HuffPost Women blogger Carol Bysiek published an open letter to the NFL on Thursday.

The letter, entitled “To the NFL: Not on My Turf” described Bysiek’s disgust and frustration at the NFL’s profuse displays of pink during October games in honor of Breast Cancer Awareness month.

A breast cancer survivor herself, and an avid football fan, Bysiek lamented the emptiness of the think-pink gesture.

She wondered how we can be expected to applaud the league for this display of support for women when shocking evidence to the contrary has so recently come to light.

I had the same reaction.

Turning on the television and seeing the NFL logo emblazoned proudly over a pink breast cancer awareness ribbon felt like a pageant, full of cheap bravado, motivated by desperation to return to the good graces of women across the ?nation.

I’m glad the NFL wants to raise awareness about breast cancer, but how can a woman expect to fight off a deadly disease if she’s also fighting off her husband or partner?

The double standard is nothing short of exhausting, frustrating and ?disheartening.

Just when it seems the domestic violence scandals have started to effect real change, our screens are dripping pink reminders that the NFL cares about women. Or, at least, its female viewers.

It was in this antagonistic spirit that I began to do research, fully intending to find further evidence to support a vehement disapprobation of the league.

Imagine my surprise when I uncovered the story that no one seems to be telling: the NFL is actually far less violent than the rest of the nation.

In fact, a study published in July by FiveThirtyEight’s DataLab shows that members of the NFL fall far behind the national average, not only for domestic violence, but in every single one of the 13 assessed ?categories.

This means we need to shine our light of scrutiny outward.

Don’t get me wrong. There are many other reasons to criticize the NFL.
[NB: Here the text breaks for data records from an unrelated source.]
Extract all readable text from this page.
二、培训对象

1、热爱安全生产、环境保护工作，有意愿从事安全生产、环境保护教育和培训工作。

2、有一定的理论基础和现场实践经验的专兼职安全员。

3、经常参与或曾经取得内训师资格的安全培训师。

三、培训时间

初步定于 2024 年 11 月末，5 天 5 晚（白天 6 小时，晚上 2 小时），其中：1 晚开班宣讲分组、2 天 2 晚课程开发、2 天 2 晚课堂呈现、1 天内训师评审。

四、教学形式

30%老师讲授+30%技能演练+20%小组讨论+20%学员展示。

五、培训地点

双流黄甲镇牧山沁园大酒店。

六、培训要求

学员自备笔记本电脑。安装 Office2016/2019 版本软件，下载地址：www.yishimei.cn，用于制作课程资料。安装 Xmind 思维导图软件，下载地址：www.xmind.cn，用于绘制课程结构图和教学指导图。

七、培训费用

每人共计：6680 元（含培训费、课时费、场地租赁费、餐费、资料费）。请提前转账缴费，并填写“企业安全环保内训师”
Everything about football endorses the ancient gender construct that men are physically superior champions of athletic prowess and women are pretty entertainment on the sidelines only worth noting when the guys aren’t doing anything on the turf.
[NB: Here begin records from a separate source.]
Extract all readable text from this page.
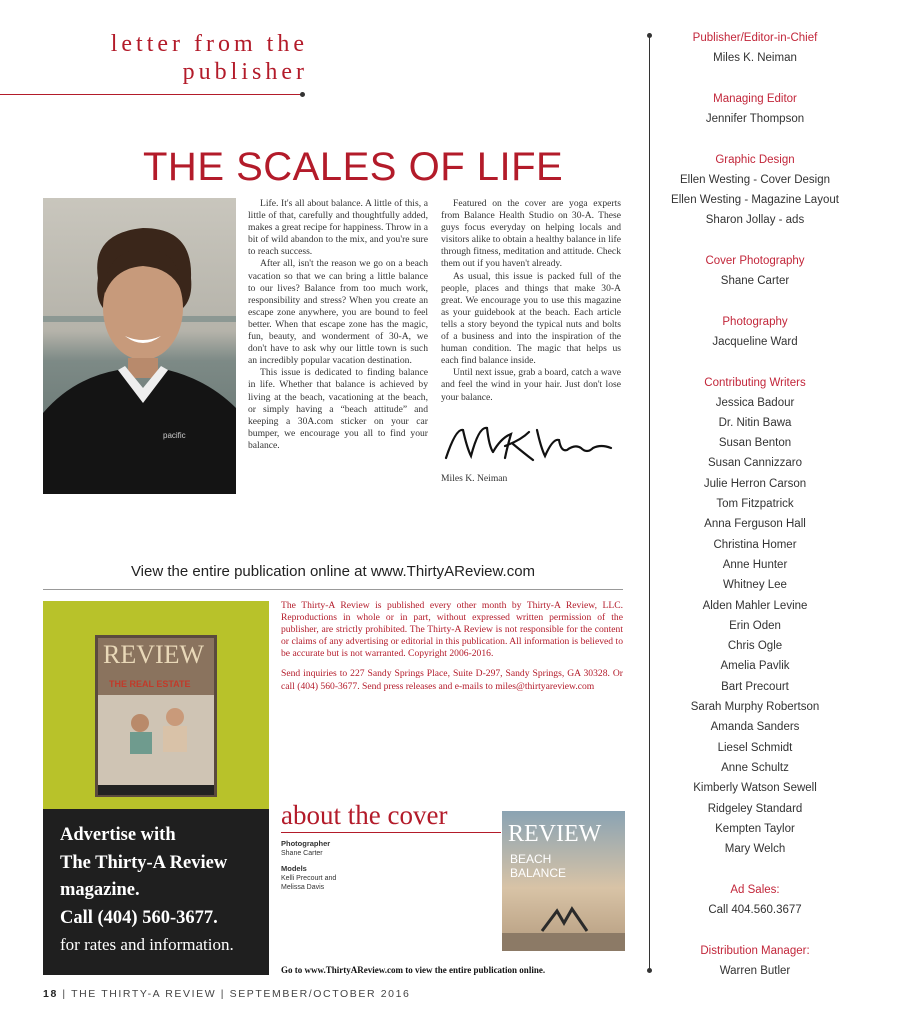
letter from the
publisher
THE SCALES OF LIFE
pacific

Life. It's all about balance. A little of this, a little of that, carefully and thoughtfully added, makes a great recipe for happiness. Throw in a bit of wild abandon to the mix, and you're sure to reach success.

After all, isn't the reason we go on a beach vacation so that we can bring a little balance to our lives? Balance from too much work, responsibility and stress? When you create an escape zone anywhere, you are bound to feel better. When that escape zone has the magic, fun, beauty, and wonderment of 30-A, we don't have to ask why our little town is such an incredibly popular vacation destination.

This issue is dedicated to finding balance in life. Whether that balance is achieved by living at the beach, vacationing at the beach, or simply having a “beach attitude” and keeping a 30A.com sticker on your car bumper, we encourage you all to find your balance.

Featured on the cover are yoga experts from Balance Health Studio on 30-A. These guys focus everyday on helping locals and visitors alike to obtain a healthy balance in life through fitness, meditation and attitude. Check them out if you haven't already.

As usual, this issue is packed full of the people, places and things that make 30-A great. We encourage you to use this magazine as your guidebook at the beach. Each article tells a story beyond the typical nuts and bolts of a business and into the inspiration of the human condition. The magic that helps us each find balance inside.

Until next issue, grab a board, catch a wave and feel the wind in your hair. Just don't lose your balance.

Miles K. Neiman
View the entire publication online at www.ThirtyAReview.com
REVIEW
THE REAL ESTATE
Advertise with
The Thirty-A Review
magazine.
Call (404) 560-3677.
for rates and information.

The Thirty-A Review is published every other month by Thirty-A Review, LLC. Reproductions in whole or in part, without expressed written permission of the publisher, are strictly prohibited. The Thirty-A Review is not responsible for the content or claims of any advertising or editorial in this publication. All information is believed to be accurate but is not warranted. Copyright 2006-2016.

Send inquiries to 227 Sandy Springs Place, Suite D-297, Sandy Springs, GA 30328. Or call (404) 560-3677. Send press releases and e-mails to miles@thirtyareview.com

about the cover
Photographer
Shane Carter
Models
Kelli Precourt and
Melissa Davis
REVIEW
BEACH
BALANCE
Go to www.ThirtyAReview.com to view the entire publication online.
18 | THE THIRTY-A REVIEW | SEPTEMBER/OCTOBER 2016
Publisher/Editor-in-Chief
Miles K. Neiman
Managing Editor
Jennifer Thompson
Graphic Design
Ellen Westing - Cover Design
Ellen Westing - Magazine Layout
Sharon Jollay - ads
Cover Photography
Shane Carter
Photography
Jacqueline Ward
Contributing Writers
Jessica Badour
Dr. Nitin Bawa
Susan Benton
Susan Cannizzaro
Julie Herron Carson
Tom Fitzpatrick
Anna Ferguson Hall
Christina Homer
Anne Hunter
Whitney Lee
Alden Mahler Levine
Erin Oden
Chris Ogle
Amelia Pavlik
Bart Precourt
Sarah Murphy Robertson
Amanda Sanders
Liesel Schmidt
Anne Schultz
Kimberly Watson Sewell
Ridgeley Standard
Kempten Taylor
Mary Welch
Ad Sales:
Call 404.560.3677
Distribution Manager:
Warren Butler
But, as per usual, the truth resists simplicity. It is not just the NFL that has a major domestic violence problem — it’s the whole country.

Rather than choosing celebrities as scapegoats, we must recognize that the issue is, literally, at home.

The tough truth is the chance the guy on your block is abusing his family is higher than the chance Ray Rice was.

While the NFL attends to the skeletons in its closet — and it had better attend to them quickly if they’d like me to start appreciating those pink socks again — we need to start conversations with our children, family and friends about violence that occurs between genders and within the home because, yes, it’s happening on our turf, too.